Glasgow. A lavish party is being held in one of Europe's most economically deprived cities - not that the New Zealand mainstream media has noticed.
I SHARE THE VIEW of former ACT leader Rodney Hide. I too have zero interest in the Commonwealth Games.
It is an increasingly anachronistic and second tier sporting event that barely registers with the rest of the world.
But there are other more important and substantial reasons I am unenthusiastic about the Commonwealth Games - and which Hide hasn't talked about.
Truckloads of cash have been spent on an eleven day event in a city where nearly 40,000 children live under the poverty line. Indeed statistics from the Scottish Government last year revealed 710,000 people north of the border - including 150,000 children - were living in poverty in 2012.
The British Government's austerity measures have furthered deepened the level of deprivation in Scotland , as elsewhere in Britain. A number of benefit cuts were introduced by David Cameron's government in 2013. The British Institute for Fiscal Studies has forecast that,as a direct result of the welfare 'reforms' there will be a further increase in the number of British households, both in work and out of work, experiencing poverty.
None of this got a mention in a sanitised and plain awful Commonwealth Games ceremony, where they instead sang about fictitious lake monsters: 'Nessie! Nessie Nessie! We believe in Nessie!'
The Glasgow Commonwealth Games have now cost well over half a billion pounds to hold. Over 21 million pounds has been lavished on the opening and closing ceremonies alone.
The fact that a lavish party is being thrown in one of Britain's most deprived cities has escaped the notice of the mainstream New Zealand media
Once again another sporting event has given a whole load of broadcasters and journalists the excuse to have a bit of a holiday in Scotland, in between filing hysterical news stories.
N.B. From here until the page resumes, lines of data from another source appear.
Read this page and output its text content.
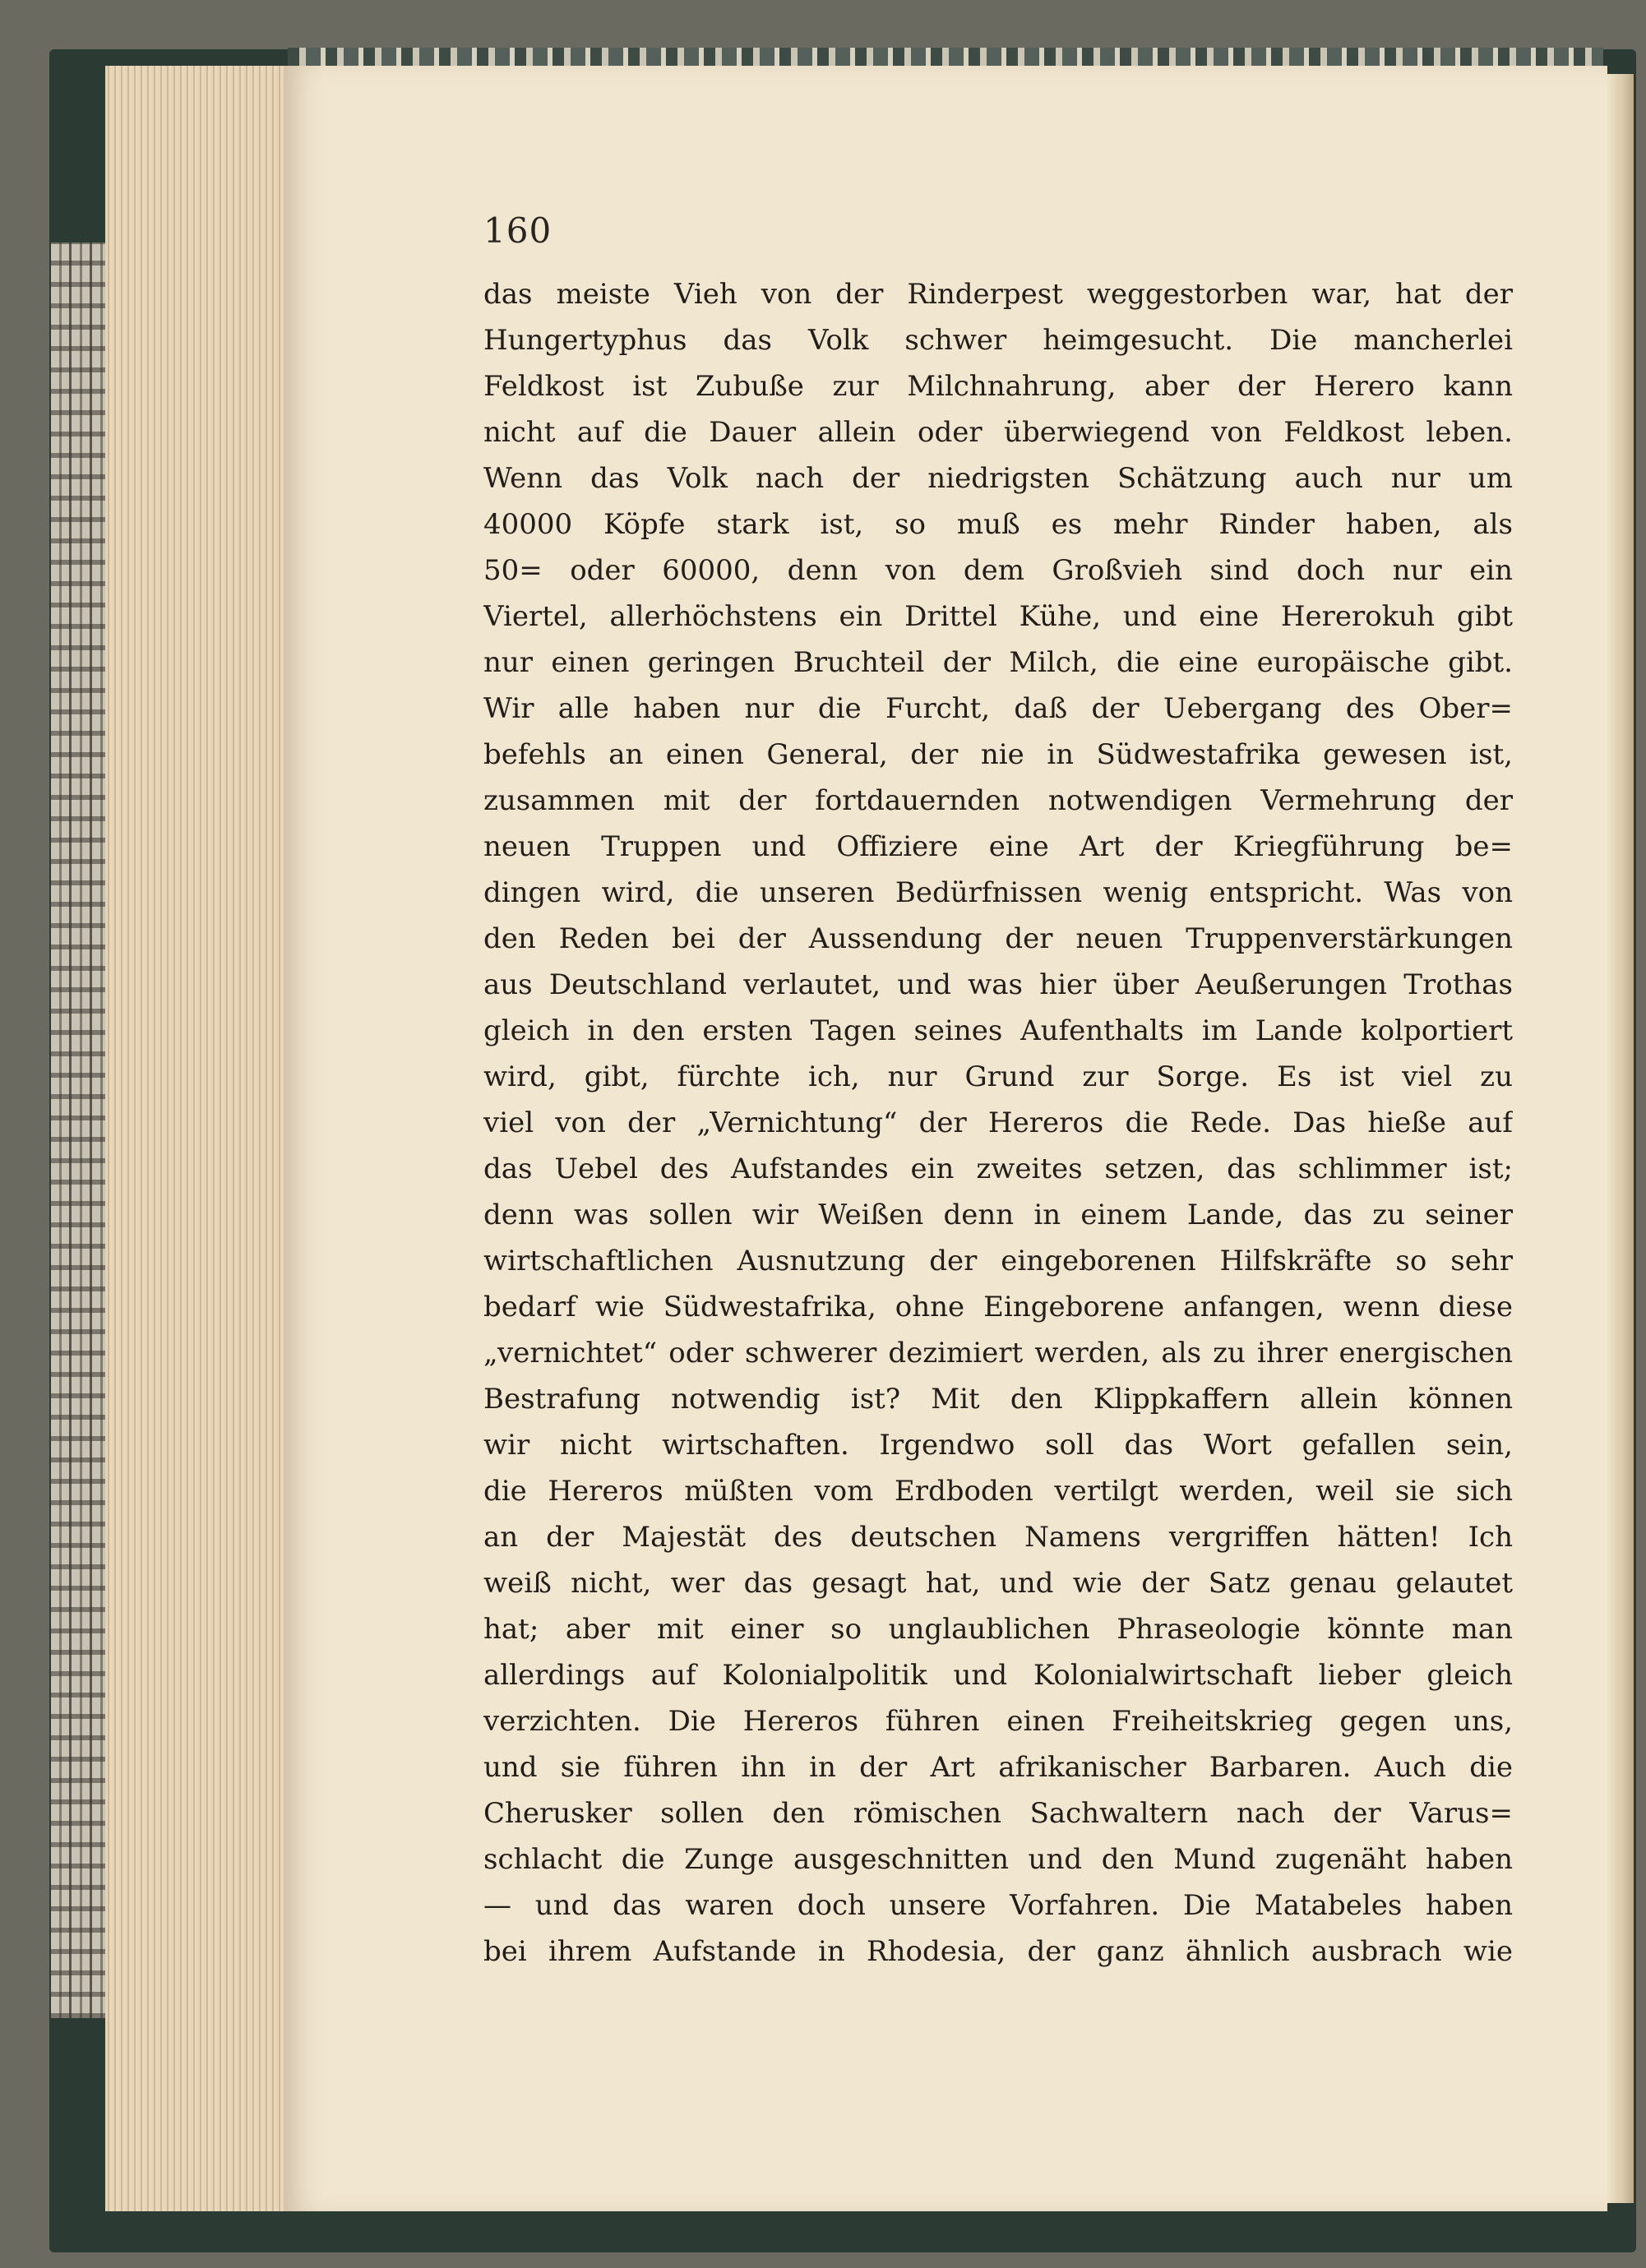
160
das meiste Vieh von der Rinderpest weggestorben war, hat der
Hungertyphus das Volk schwer heimgesucht. Die mancherlei
Feldkost ist Zubuße zur Milchnahrung, aber der Herero kann
nicht auf die Dauer allein oder überwiegend von Feldkost leben.
Wenn das Volk nach der niedrigsten Schätzung auch nur um
40000 Köpfe stark ist, so muß es mehr Rinder haben, als
50= oder 60000, denn von dem Großvieh sind doch nur ein
Viertel, allerhöchstens ein Drittel Kühe, und eine Hererokuh gibt
nur einen geringen Bruchteil der Milch, die eine europäische gibt.
Wir alle haben nur die Furcht, daß der Uebergang des Ober=
befehls an einen General, der nie in Südwestafrika gewesen ist,
zusammen mit der fortdauernden notwendigen Vermehrung der
neuen Truppen und Offiziere eine Art der Kriegführung be=
dingen wird, die unseren Bedürfnissen wenig entspricht. Was von
den Reden bei der Aussendung der neuen Truppenverstärkungen
aus Deutschland verlautet, und was hier über Aeußerungen Trothas
gleich in den ersten Tagen seines Aufenthalts im Lande kolportiert
wird, gibt, fürchte ich, nur Grund zur Sorge. Es ist viel zu
viel von der „Vernichtung“ der Hereros die Rede. Das hieße auf
das Uebel des Aufstandes ein zweites setzen, das schlimmer ist;
denn was sollen wir Weißen denn in einem Lande, das zu seiner
wirtschaftlichen Ausnutzung der eingeborenen Hilfskräfte so sehr
bedarf wie Südwestafrika, ohne Eingeborene anfangen, wenn diese
„vernichtet“ oder schwerer dezimiert werden, als zu ihrer energischen
Bestrafung notwendig ist? Mit den Klippkaffern allein können
wir nicht wirtschaften. Irgendwo soll das Wort gefallen sein,
die Hereros müßten vom Erdboden vertilgt werden, weil sie sich
an der Majestät des deutschen Namens vergriffen hätten! Ich
weiß nicht, wer das gesagt hat, und wie der Satz genau gelautet
hat; aber mit einer so unglaublichen Phraseologie könnte man
allerdings auf Kolonialpolitik und Kolonialwirtschaft lieber gleich
verzichten. Die Hereros führen einen Freiheitskrieg gegen uns,
und sie führen ihn in der Art afrikanischer Barbaren. Auch die
Cherusker sollen den römischen Sachwaltern nach der Varus=
schlacht die Zunge ausgeschnitten und den Mund zugenäht haben
— und das waren doch unsere Vorfahren. Die Matabeles haben
bei ihrem Aufstande in Rhodesia, der ganz ähnlich ausbrach wie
Have you been counting the cliches? How often have you heard : 'It's a golden day for New Zealand!' and It's gold rush for New Zealand'. And what about 'There's a golden glow around the New Zealand team!' - that one came from Radio Live's Marcus Lush.
Such is the media's hysteria over a New Zealander winning a piece of metal in the egg and spoon race, it has been judged so important it has been the lead story on both the TVNZ and TV3 six o'clock news bulletins. Apparently the fact that Israel is presently bombing Gaza back to the Stone Age isn't quite as important as a New Zealander winning a medal. It hasn't got that essential 'feel good factor', you see.
None of New Zealand's many journalist and broadcasters in Glasgow have seen fit to take a stroll through the city's economically deprived East End, despite the fact it is only a stone's throw from the main Commonwealth Games venue.
It was in the East End that the Accord Centre, a day centre for the learning disabled was bulldozed by the Labour-controlled Glasgow City Council to make way for a car park for buses for the Games. The Accord Centre had been serving the local community for over twenty years
East End resident Helen McCourt - and who a child attending the centre - told the media: “Over 120 people were put out. Glasgow City Council told us we’d be getting a new building but there has been nothing. They said there was £250,000 for it but now it’s gone—what’s happened to it?”
They probably used it to pay for Rod Stewart.
And the Dalmarnock area of Glasgow was effectively destroyed to make way for the athletes’ village and other venues. Hundreds of homes were demolished. Former residents have been promised new homes and other facilities - a promise that has not been kept.
The only people smiling have been the corporations and the wealthy property developers.